The other individual and corporate defendants should each be awarded the same amount as well, he said.

Tan said prosecutors failed to produce adequate proof that any of the assets that the government was seeking to recover, as well as the shares of stock in his name, were ill-gotten. He said it was not even shown that the state owned the shares of stock it sought to recover.

He said some of the transactions that the prosecution questioned did not involve ill-gotten wealth or any property that originated from the government.

He noted that prosecutors presented evidence purporting to show that the shares in Allied Bank belonged to stockholders of General Bank and Trust Co. (GenBank) and that 60 percent of shares in several of the Tan corporations were owned by the Marcos estate.

The prosecutors also presented the articles of incorporation papers of several firms showing that the incorporating stockholders were Tan and the other defendants, but none of the shares of stock at the time of the incorporation had been subscribed by the republic, Tan said.

Tan said the government subverted its claims to the alleged ill-gotten wealth by not objecting to the cross-claim of the dictator’s widow, Imelda Marcos, and the Yujuicos, who are GenBank stockholders. Marcos and the Yujuicos had contended that some of the shares of stock that the government sought to recover belonged to them.

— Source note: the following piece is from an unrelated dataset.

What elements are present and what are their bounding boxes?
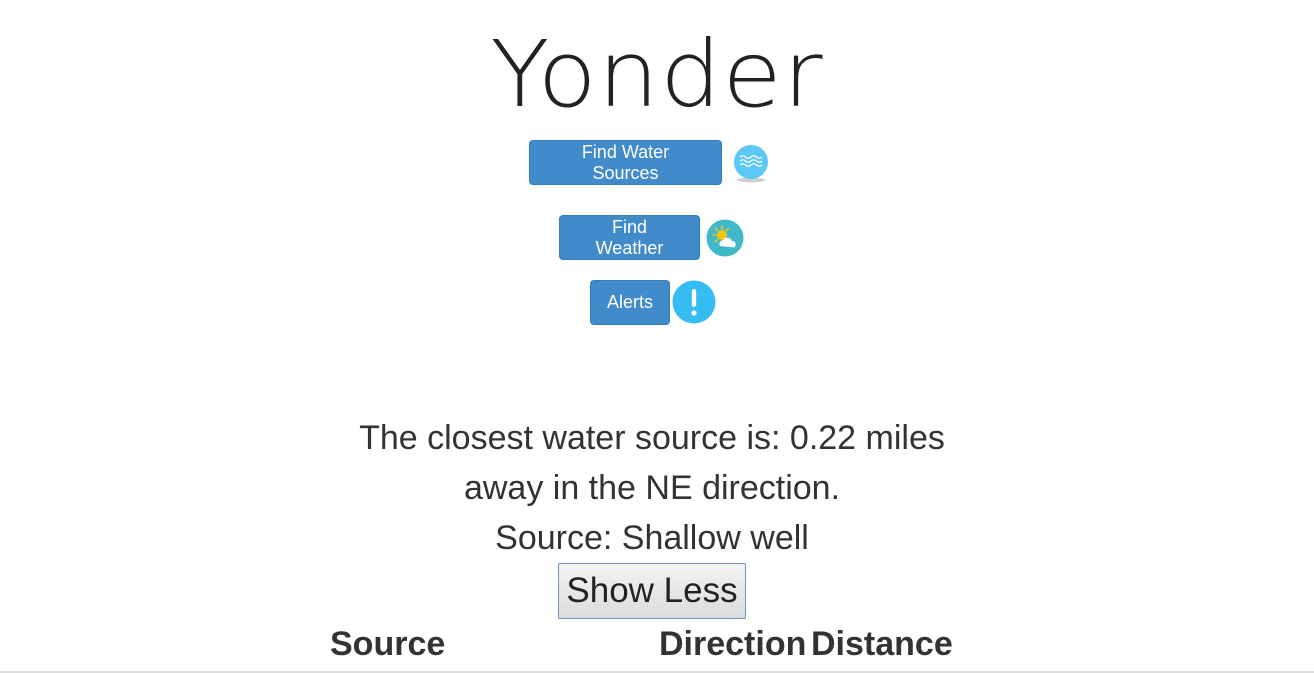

He said the government also presented evidence to support Imelda Marcos’ claim, though this claim was later denied by the Sandiganbayan.

According to Tan, the presentation of the dictator’s son, Ferdinand “Bongbong” Marcos Jr. as a government witness actually contradicted the state’s own case.

He said Bongbong Marcos’ testimony confirmed that the shares which the state was seeking to recover were not owned by the government but by Tan.

In supporting the Yujuicos’ claim, the prosecution also contradicted itself since its complaint listed the Allied Bank shares as among the items over which the state was claiming ownership, Tan said.